Inside, all was a-glitter with wealth. J’henq’s head swam as he rubbed at his dusty eyes, unable to comprehend the mountain of ancient gold and silver and polished gleaming gems the size of robin’s eggs. Praises to the gods above and below. Praises to the Princes. Praises to the Dark Lady. Praises to Sithis the Father. J’henq thrust a paw into the center of the pile.

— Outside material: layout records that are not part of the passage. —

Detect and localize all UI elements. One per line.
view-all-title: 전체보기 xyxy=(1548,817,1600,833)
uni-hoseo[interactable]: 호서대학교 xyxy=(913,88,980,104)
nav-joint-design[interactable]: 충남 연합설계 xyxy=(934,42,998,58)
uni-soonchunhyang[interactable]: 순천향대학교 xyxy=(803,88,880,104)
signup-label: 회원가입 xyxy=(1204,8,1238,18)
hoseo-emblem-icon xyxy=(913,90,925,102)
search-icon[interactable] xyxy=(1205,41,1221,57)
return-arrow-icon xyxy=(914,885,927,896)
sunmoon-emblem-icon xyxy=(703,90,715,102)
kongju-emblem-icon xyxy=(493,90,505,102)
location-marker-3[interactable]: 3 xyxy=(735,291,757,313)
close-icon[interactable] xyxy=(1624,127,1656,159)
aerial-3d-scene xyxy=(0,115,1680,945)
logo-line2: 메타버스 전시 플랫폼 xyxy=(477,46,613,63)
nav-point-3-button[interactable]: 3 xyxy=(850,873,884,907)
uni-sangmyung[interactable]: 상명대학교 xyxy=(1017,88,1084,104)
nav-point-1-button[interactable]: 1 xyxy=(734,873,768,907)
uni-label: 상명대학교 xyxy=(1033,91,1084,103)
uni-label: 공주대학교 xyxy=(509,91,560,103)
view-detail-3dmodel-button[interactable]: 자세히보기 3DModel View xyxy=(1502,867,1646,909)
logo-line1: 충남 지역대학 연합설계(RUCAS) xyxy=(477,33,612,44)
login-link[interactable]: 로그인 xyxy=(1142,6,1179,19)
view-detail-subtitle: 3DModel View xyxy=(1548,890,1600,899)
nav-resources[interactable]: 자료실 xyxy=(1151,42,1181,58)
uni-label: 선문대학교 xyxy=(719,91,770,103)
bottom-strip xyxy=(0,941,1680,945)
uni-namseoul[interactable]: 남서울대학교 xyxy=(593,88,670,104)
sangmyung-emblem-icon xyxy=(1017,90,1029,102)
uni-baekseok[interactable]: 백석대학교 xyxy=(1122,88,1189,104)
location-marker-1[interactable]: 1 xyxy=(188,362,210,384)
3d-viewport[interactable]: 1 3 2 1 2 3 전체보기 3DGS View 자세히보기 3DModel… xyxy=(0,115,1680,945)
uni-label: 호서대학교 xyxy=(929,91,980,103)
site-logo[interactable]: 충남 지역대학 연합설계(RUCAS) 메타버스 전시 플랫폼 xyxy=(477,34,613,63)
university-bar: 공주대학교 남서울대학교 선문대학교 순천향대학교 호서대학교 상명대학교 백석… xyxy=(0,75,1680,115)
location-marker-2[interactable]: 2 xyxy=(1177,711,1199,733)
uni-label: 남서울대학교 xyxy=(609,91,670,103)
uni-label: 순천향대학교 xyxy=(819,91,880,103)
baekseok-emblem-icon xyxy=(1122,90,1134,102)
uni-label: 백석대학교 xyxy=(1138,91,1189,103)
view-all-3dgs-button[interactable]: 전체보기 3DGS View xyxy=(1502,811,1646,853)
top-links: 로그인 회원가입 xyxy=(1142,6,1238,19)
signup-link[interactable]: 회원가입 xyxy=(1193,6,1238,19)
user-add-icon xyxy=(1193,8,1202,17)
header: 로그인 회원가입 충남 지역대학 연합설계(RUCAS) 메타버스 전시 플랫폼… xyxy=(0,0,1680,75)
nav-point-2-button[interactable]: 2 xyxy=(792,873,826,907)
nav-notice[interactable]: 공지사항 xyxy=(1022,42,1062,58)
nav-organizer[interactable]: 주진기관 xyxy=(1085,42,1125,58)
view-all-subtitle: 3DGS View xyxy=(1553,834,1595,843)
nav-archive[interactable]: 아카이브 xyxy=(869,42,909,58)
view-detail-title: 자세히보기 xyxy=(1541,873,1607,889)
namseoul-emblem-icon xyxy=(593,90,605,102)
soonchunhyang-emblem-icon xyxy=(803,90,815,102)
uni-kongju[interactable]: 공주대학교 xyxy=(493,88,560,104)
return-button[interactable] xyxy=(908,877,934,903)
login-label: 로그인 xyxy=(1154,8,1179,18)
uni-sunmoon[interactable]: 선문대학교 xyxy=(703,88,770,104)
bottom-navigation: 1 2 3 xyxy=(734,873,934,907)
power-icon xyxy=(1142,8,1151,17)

He came away with only a curious box made of carved marble, unadorned and unremarkable. Its lid jostled about as he examined it for traps - but, finding nothing, the curious cat slid the box lid off. He dropped it, and the box. They shattered. He scrambled backwards on his paws, scrabbling for purchase on the dusty tiles, slamming into the walls of the mausoleum in his haste to escape.
Above, J’henq burst into the sunlight, sobbing and gibbering, bleeding from a dozen claw slashes and near-miss arrow wounds, running as fast as he could over the dunes toward Stros M’Kai. Behind him trailed the ghost, tatters and ruins and bones and lovely pallid flesh, whispering in an ancient tongue meant only for the dead or the mad.
Behind them both, tails twitching in eerie unison, trailed the twins.